A Wallace Stegner Fellowship provides writers with a living stipend of US$26,000 per year for a period of two years.
In addition, fellows’ tuition and health insurance are paid for by the University’s creative writing program.
The program allows writers to hone their skills while receiving guidance from Stanford’s distinguished creative writing faculty.
Wallace Stegner originally came to Stanford in the 1940s as an American fiction writer and environmentalist.
Dana Kletter, a professional musician and current first-year fiction fellow in the Stegner Fellowship, has an MFA from the University of Michigan.

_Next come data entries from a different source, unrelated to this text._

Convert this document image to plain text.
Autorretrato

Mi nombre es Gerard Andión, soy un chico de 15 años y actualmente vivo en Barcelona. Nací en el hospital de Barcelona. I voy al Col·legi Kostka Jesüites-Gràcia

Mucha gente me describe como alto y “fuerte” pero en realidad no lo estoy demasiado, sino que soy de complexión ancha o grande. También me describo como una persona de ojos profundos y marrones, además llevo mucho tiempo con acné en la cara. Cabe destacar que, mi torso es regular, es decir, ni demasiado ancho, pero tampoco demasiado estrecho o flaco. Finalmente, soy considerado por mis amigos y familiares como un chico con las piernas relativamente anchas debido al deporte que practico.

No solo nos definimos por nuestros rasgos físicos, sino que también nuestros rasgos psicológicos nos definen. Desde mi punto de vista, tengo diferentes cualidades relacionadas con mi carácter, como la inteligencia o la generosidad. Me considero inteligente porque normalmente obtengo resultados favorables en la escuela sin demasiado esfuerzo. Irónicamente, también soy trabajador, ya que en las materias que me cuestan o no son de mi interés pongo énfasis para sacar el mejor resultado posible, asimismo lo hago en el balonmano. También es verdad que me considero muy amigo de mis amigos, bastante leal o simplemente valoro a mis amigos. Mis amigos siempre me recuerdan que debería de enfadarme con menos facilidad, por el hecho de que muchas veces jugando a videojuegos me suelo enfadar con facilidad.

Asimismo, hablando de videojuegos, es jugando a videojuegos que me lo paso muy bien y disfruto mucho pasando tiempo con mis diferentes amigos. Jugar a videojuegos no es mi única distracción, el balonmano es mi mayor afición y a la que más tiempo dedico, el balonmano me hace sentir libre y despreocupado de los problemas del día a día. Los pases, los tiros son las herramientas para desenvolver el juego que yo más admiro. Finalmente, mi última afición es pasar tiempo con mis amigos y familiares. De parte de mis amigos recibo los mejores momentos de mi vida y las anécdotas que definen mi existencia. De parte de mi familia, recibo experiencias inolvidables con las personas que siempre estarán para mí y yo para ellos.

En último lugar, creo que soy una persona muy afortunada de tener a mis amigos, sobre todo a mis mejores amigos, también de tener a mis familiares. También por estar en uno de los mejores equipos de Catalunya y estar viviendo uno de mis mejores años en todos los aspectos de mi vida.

She said that the amount of free time is one of the biggest benefits – and challenges – to being a Stegner fellow. Aside from the workshop where you bring in two pieces of writing a quarter, you don’t have a schedule,” said Kletter.Ten two-year fellowships, five in poetry and five in fiction, are given annually to allow emerging writers to develop their craft in workshops with senior faculty members at Stanford University.Each fellowship includes a ,000 annual stipend, a tuition waiver, and health insurance.Unlike a Master of Fine Arts (MFA) program, the Stegner Fellowship offers no degree.However, Boland said, “We choose people who are by now pretty well published and probably will either leave the program with a book and a contract or with a finished book. Many of the people who come here have already been in writing programs, already have their MFAs.” Boland said she believes that the Stegner Fellowship is probably the last set of workshops a Stegner fellow will ever take.Fellows can also become involved in Stanford’s Writer’s Studio or Poetry House, resources that undergraduates use for writing help.Molly Mc Cully Brown ’12, an English major, completed a Levinthal Tutorial in poetry during winter quarter.No degrees are required to apply, and no degrees are awarded.Submit 10 to 15 pages of poetry or a fiction manuscript of up to 9,000 words with a entry fee by December 1. Throughout their time as “Stegners,” writers participate in three quarter-long writing workshops each year.Each workshop meets once a week and is taught by one of the faculty in their field.